9 Responses to “Head Transplantion”

  1. DOYLEon 28 Jun 2013 at 12:04 pm

    The stuff great fiction is made of.

  2. Kawarthajonon 28 Jun 2013 at 1:55 pm

    Woohooo! I’m only 39 1/2, meaning that I should start saving for my head transplant. Phew, just made it in under the wire!

    All joking aside, this is a great, very interesting question and I really appreciate your answer Steve! Something that might cross your mind, but I don’t have the ability to answer.

    It seems like stem cells will come to play a big part in reconnecting severed nerves. Would they not also play a role in head transplants in the future, say if your body was crushed? You hear about rats/mice having abilities restored with the help of stem cells. Are we really far away from that in humans as well?

  3. Jared Olsenon 28 Jun 2013 at 9:51 pm

    Awesome! Great question and amazing answer. This is now one of my favourite posts!
    I remember in the film of the Lovecraft short story, the head was kept alive (and talking!) by sitting in a tray of fresh blood. At the time I thought that was probably insufficient…

  4. BillyJoe7on 29 Jun 2013 at 10:43 pm

    “I’m going to stick my neck out…”

    Good one, Steve. (:

  5. Bill from Fallbrookon 01 Jul 2013 at 12:24 pm

    FYI… Just saw this story this AM, don’t know if it’s legitimate or not: http://nextbigfuture.com/2013/06/technical-hurdles-have-been-overcome.html

  6. practiCal fMRIon 01 Jul 2013 at 3:00 pm

    Hi Steven,

    There’s another interesting angle to the idea of a brain transplantation. According to Anthonio D’Amasio’s last book (and probably others), he postulates that much of our sense of self is due to hierarchical spatial maps – maps of our limbs in space, maps of our internal organs, maps of our location relative to the ground, to danger, etc. A brain that has matured in one body would then have spatial maps appropriate for that body. There might well be an initial incompatibility with a new body; perhaps a sense akin to vertigo, or “outer body experience,” or who knows what. Perhaps the brain would need a (long?) period of re-mapping via new functional/anatomical connections. The new brain might have to learn how to “drive” the new body just as infant brains have to learn how to interact with their world. I only mention all of this to give voice to the notion that a brain and a body may not be as functionally separable as we might think at first blush. As a neuroimager I do tend to treat the body as a life-support system for the organ of interest, but I concede that neuro-centric view could be highly misleading!

    Cheers,

    Ben

  7. Davdoodleson 01 Jul 2013 at 8:38 pm

    “The alternative to a full head transplant is a brain transplant.”

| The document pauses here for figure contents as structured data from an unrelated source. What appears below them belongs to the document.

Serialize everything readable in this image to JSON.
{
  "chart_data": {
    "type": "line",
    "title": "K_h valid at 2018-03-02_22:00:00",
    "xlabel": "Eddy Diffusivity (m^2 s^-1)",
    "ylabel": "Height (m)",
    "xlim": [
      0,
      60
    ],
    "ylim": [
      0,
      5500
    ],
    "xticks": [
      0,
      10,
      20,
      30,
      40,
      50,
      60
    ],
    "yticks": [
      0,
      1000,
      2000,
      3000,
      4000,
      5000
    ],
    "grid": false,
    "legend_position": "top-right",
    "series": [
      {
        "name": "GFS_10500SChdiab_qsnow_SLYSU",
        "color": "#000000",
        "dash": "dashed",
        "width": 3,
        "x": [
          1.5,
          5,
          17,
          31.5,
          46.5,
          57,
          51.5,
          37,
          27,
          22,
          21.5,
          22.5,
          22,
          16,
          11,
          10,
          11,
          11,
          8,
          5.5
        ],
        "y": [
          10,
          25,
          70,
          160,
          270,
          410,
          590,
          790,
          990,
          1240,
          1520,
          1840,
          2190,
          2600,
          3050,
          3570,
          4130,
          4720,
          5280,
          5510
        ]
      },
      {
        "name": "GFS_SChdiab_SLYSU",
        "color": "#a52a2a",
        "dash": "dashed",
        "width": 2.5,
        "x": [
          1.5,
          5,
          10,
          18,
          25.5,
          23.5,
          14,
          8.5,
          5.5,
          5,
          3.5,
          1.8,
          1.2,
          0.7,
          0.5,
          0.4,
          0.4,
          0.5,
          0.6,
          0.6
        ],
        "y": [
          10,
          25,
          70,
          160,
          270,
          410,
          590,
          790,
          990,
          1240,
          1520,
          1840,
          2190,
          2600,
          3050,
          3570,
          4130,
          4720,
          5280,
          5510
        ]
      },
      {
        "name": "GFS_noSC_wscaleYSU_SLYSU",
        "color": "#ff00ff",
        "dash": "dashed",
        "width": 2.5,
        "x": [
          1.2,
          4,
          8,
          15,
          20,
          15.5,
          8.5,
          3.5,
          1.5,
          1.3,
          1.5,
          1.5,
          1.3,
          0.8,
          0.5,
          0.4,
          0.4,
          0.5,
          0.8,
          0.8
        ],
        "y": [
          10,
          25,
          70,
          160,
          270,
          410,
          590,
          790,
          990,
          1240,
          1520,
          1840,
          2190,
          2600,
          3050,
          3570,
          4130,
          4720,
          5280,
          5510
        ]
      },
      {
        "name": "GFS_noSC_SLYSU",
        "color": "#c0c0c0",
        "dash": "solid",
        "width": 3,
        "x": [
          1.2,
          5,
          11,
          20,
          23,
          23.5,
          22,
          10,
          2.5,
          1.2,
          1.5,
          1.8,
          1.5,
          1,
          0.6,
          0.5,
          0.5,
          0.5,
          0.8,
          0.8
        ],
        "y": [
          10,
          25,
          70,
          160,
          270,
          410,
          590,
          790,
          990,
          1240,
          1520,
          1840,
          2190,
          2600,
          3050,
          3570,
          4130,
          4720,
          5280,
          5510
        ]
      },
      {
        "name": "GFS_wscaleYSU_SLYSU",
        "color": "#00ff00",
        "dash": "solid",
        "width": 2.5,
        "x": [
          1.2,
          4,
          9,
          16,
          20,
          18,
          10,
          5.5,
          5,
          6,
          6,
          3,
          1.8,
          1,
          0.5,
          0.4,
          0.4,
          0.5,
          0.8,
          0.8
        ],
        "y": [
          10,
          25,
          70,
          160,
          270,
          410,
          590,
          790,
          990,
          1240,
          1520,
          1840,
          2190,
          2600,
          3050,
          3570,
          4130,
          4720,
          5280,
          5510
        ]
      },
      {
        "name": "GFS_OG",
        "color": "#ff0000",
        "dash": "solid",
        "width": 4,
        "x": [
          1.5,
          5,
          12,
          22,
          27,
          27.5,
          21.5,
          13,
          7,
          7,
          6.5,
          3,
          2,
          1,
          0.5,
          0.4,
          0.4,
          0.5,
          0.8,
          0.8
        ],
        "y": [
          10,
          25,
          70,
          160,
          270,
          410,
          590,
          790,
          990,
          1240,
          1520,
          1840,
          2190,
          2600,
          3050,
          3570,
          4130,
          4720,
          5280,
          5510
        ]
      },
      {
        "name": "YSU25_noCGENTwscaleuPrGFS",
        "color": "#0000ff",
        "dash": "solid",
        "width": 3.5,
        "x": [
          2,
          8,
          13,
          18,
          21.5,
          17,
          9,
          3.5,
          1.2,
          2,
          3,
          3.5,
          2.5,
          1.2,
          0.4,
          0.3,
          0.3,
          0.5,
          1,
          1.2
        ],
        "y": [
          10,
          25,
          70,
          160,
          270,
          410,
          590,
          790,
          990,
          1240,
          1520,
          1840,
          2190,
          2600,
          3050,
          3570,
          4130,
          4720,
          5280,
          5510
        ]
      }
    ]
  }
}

    I’d have thought that would be more difficult as it would invovlve all the same spinal comnections as a head-to-body graft, but also connecting up the optic, auditory, olfactory nerves etc.

    Even re a head-to-body graft, certainly at the moment, a spinal re-connection seems beyond our abilities. But, assuming that all the other plumbing issues (connecting up veins, lymphatic and ventriculalr systems, meninges), etc can be overcome, would the head be conscious? ie would it be effectively like a person with a complete upper spinal break – a quadriplegic but otherwise able to see, hear, smell? Talk?

    If so, I wonder if a person with massive body damage but an intact head (eg someone run over by a train), would want to be transplanted onto a healthy body with a destroyed head (eg a suicide-by-gunshot victim), even if it meant living as a quadriplegic?

    Happy thoughts…
    .

  8. Mlemaon 02 Jul 2013 at 12:43 am

    I didn’t look at any of the articles or watch the video, but I’m really troubled by the fact that people would kill animals in this way: cutting the head off and keeping the brain alive by transplanting the head. This sounds like torture to me. Anyone who’s ever had a pet knows that animals have emotions, and I suspect living for even a few days in this fashion would involve fear and pain.

    I hope I’m misunderstanding the experiments and that the animals were effectively dead, and the research was just showing circulation or something, and no brain function in the transplant.

  9. Billzbubon 08 Jul 2013 at 12:55 pm

    But, what about heads in jars Futurama-style?